Right at 6:30, Kaufman walked in and silence filled the room, the kind of silence that happens when a nationally recognized star walks into a common area. The main reason the silence grows is there is so much that is unknown about him. However, as a journalist, it isn’t so much that is unknown, it’s that there is so much to find out.

As he asked for the first question, what seemed like way more than 20 hands shot up towards the ceiling. In the nature of a reporter, each student journalist had at least one question to ask. Before he knew it he was unfolding his life to a room of 20 teenage journalist girls.

“‘The Voice’ was amazing. It was a really fun experience to work with people from that caliber. I wasn’t looking for ‘I want to get better at vocals,’ but working with Usher I felt gave me some different viewpoints of being a performer. You can’t just go up on the stage and bore people,” Kaufman said.

Before the interview Kaufman was a stranger, but after the interview he became a husband, a father, an SAT tutor, a lead in the musical “Pippin” and just a normal adult who had a passion for music.

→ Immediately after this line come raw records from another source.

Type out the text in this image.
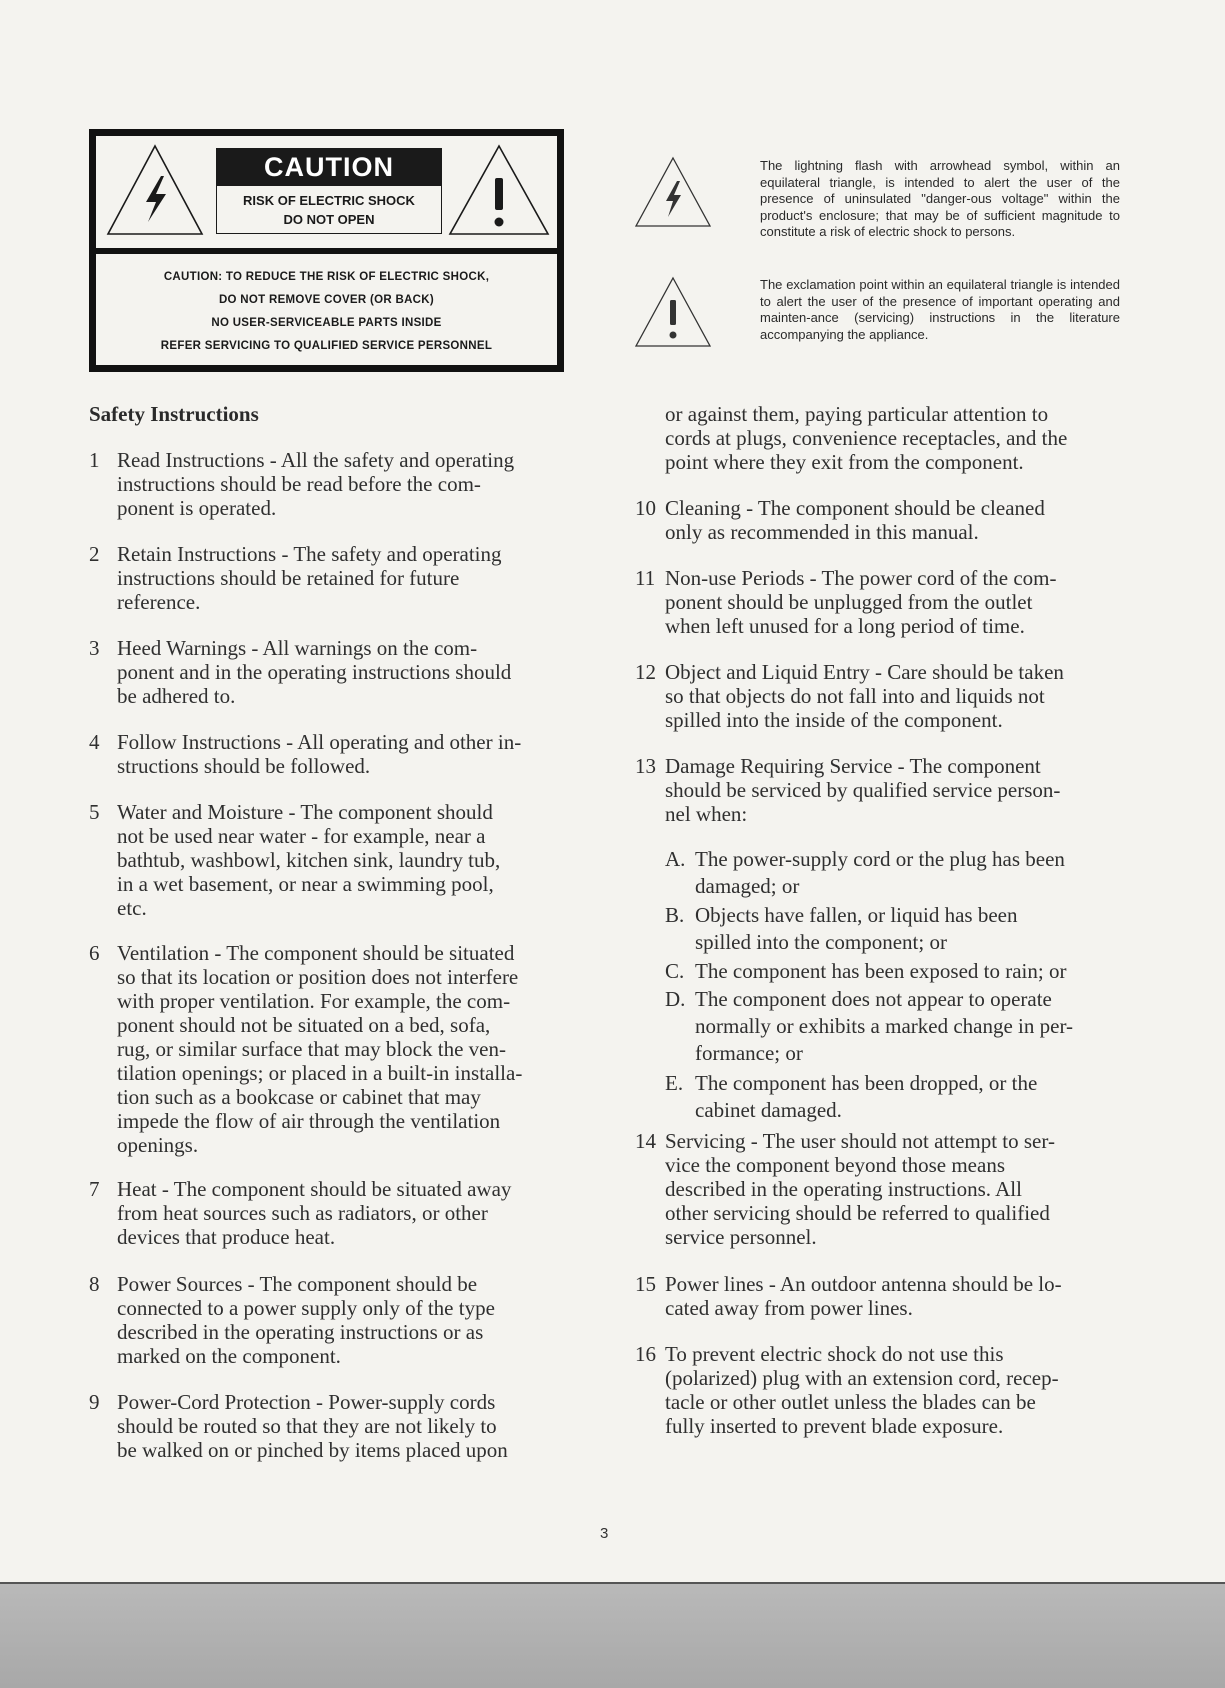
CAUTION
RISK OF ELECTRIC SHOCK
DO NOT OPEN
CAUTION: TO REDUCE THE RISK OF ELECTRIC SHOCK,
DO NOT REMOVE COVER (OR BACK)
NO USER-SERVICEABLE PARTS INSIDE
REFER SERVICING TO QUALIFIED SERVICE PERSONNEL
The lightning flash with arrowhead symbol, within an equilateral triangle, is intended to alert the user of the presence of uninsulated "danger-ous voltage" within the product's enclosure; that may be of sufficient magnitude to constitute a risk of electric shock to persons.
The exclamation point within an equilateral triangle is intended to alert the user of the presence of important operating and mainten-ance (servicing) instructions in the literature accompanying the appliance.
Safety Instructions
1 Read Instructions - All the safety and operating
instructions should be read before the com-
ponent is operated.
2 Retain Instructions - The safety and operating
instructions should be retained for future
reference.
3 Heed Warnings - All warnings on the com-
ponent and in the operating instructions should
be adhered to.
4 Follow Instructions - All operating and other in-
structions should be followed.
5 Water and Moisture - The component should
not be used near water - for example, near a
bathtub, washbowl, kitchen sink, laundry tub,
in a wet basement, or near a swimming pool,
etc.
6 Ventilation - The component should be situated
so that its location or position does not interfere
with proper ventilation. For example, the com-
ponent should not be situated on a bed, sofa,
rug, or similar surface that may block the ven-
tilation openings; or placed in a built-in installa-
tion such as a bookcase or cabinet that may
impede the flow of air through the ventilation
openings.
7 Heat - The component should be situated away
from heat sources such as radiators, or other
devices that produce heat.
8 Power Sources - The component should be
connected to a power supply only of the type
described in the operating instructions or as
marked on the component.
9 Power-Cord Protection - Power-supply cords
should be routed so that they are not likely to
be walked on or pinched by items placed upon
or against them, paying particular attention to
cords at plugs, convenience receptacles, and the
point where they exit from the component.
10 Cleaning - The component should be cleaned
only as recommended in this manual.
11 Non-use Periods - The power cord of the com-
ponent should be unplugged from the outlet
when left unused for a long period of time.
12 Object and Liquid Entry - Care should be taken
so that objects do not fall into and liquids not
spilled into the inside of the component.
13 Damage Requiring Service - The component
should be serviced by qualified service person-
nel when:
A. The power-supply cord or the plug has been
damaged; or
B. Objects have fallen, or liquid has been
spilled into the component; or
C. The component has been exposed to rain; or
D. The component does not appear to operate
normally or exhibits a marked change in per-
formance; or
E. The component has been dropped, or the
cabinet damaged.
14 Servicing - The user should not attempt to ser-
vice the component beyond those means
described in the operating instructions. All
other servicing should be referred to qualified
service personnel.
15 Power lines - An outdoor antenna should be lo-
cated away from power lines.
16 To prevent electric shock do not use this
(polarized) plug with an extension cord, recep-
tacle or other outlet unless the blades can be
fully inserted to prevent blade exposure.
3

After being face to face with someone I thought I would only fangirl over through a TV screen, I understood that the true benefit of being a journalist is actually seeing the truth itself, the story behind the story. In Indianapolis during theJEA/NSPA Journalism Convention, I saw the person behind the star that is Josh Kaufman, a story behind the story everyone sees on the TV screen.  

Even though I got to meet his personal side during the interview, his presence and talent did not hit me until he sang at the opening ceremony for the JEA/NSPA Journalism Convention. Instead of the 20+ journalism students he had what seemed like a casual conversation with, he sang his song “Back Home in Indiana” in front of 4,000 of them. After the experience, listening to him play his music in that moment meant so much more, because now instead of knowing his face I knew his hidden story.